偽りの仲、過去への決別
「頼まれてなんかいないよ。でも友達が死にそうになっているのを無視なんかできるかよ。」 松山はヒロに詰め寄った。 ヒロは松山をこれ以上怒らせても仕方ないと思った。「そうかよ。わかったよ松山の気持ち。俺が悪かった許してくれ。」
ヒロの言葉に松山は冷静になった。 洋二は松山がいいようにヒロにコントロールされているみたいに見えた。 結衣はヒロを見た。一瞬ではあるが笑ったのである。気持ち悪さと何かよからぬことを考えているしか思えなかった。
洋二と結衣はヒロには絶対心を許してはいけないと感じた。 松山だけがまだヒロに心を許していた。ヒロは松山の心情の流れを機敏に感じとっていた。 「松山がそんなにカズのことが大切ならば、きっと俺のことなんて許せないよな。だって俺の兄弟が……。」
松山はヒロの悲しげな態度に同情してしまいそうであった。 「とにかくお前はカズの見舞いに来るなよ。」 洋二はヒロと松山の話しを遮った。 これ以上松山がヒロにいいように操られることが許せなかった。
ヒロは洋二と結衣が邪魔でしょうがなかった。どうにかしてこの2人を引き離さなければならない。「いつからお前ら松山と仲良くなったんだよ。偉そうにしやがって。」 ヒロは洋二の弱みを探していた。
しかし洋二は町の有力者の息子で簡単に手を出せる人間ではなかった。「俺と松山はクラスメートだし、それにカズを介して友達だよ。」 洋二は強気になっていた。「それにお前なんかカズと仲良くないじゃないか。」 ヒロは黙ってしまった。

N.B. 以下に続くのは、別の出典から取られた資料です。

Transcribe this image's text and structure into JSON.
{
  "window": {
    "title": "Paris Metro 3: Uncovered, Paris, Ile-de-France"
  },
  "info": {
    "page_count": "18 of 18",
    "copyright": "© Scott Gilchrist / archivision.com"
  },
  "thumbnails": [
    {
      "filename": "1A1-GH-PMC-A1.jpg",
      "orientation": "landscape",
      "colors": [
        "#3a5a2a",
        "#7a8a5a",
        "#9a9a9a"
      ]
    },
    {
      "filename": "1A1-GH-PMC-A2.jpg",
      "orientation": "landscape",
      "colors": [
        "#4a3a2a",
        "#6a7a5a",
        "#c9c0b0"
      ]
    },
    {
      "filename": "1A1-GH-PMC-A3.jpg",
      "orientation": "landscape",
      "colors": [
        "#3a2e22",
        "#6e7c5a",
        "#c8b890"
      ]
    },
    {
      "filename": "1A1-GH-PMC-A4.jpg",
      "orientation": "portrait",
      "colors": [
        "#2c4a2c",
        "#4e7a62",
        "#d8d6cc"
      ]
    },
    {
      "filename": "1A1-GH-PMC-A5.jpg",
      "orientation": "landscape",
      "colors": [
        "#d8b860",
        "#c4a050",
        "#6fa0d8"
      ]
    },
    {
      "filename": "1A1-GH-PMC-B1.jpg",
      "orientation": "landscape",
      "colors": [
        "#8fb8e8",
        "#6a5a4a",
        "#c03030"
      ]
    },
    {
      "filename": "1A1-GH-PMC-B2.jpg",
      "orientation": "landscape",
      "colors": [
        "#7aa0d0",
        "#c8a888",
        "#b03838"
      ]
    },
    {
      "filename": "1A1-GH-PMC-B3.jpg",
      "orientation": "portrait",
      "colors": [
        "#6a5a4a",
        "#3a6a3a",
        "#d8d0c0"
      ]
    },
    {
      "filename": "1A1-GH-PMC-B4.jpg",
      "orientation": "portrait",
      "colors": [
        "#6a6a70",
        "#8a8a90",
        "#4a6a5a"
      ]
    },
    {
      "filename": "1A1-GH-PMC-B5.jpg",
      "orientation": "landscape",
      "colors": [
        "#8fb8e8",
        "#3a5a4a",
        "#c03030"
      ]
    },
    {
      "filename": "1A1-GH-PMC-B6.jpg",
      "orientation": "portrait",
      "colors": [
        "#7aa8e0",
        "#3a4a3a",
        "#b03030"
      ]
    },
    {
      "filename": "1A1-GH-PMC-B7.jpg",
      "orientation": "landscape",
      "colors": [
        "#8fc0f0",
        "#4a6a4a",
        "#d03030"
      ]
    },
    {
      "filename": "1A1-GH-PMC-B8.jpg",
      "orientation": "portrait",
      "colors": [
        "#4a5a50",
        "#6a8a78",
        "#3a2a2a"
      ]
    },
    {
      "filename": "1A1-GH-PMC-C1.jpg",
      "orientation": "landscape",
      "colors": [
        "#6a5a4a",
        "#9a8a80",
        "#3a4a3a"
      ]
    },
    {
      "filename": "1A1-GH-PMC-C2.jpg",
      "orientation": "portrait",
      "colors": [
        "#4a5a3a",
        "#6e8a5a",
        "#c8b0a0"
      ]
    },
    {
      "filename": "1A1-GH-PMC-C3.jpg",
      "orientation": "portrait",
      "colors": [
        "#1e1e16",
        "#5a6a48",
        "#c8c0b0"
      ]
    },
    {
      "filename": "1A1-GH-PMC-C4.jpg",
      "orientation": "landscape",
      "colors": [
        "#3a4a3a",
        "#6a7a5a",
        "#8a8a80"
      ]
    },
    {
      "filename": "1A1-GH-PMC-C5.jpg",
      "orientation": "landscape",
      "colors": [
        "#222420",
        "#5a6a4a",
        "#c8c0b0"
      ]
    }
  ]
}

「もういいじゃないか洋二。」 松山はヒロを擁護した。 ヒロはありがたかった。これでまだ松山の心が少しでもこちらにむいている。挽回のチャンスは充分残されていることがわかった。「今日は諦めるけど松山、俺と2人で見舞いに行こう。
最初からこいらと一緒に行こうなんて思っていないし。」 ヒロは洋二を凄い形相で睨みつけた。 ヒロは自分の教室に戻って行った。 洋二は腹が立ってしょうがなかった。「おい松山、あんな奴と一緒に行かないよな。カズの所に。」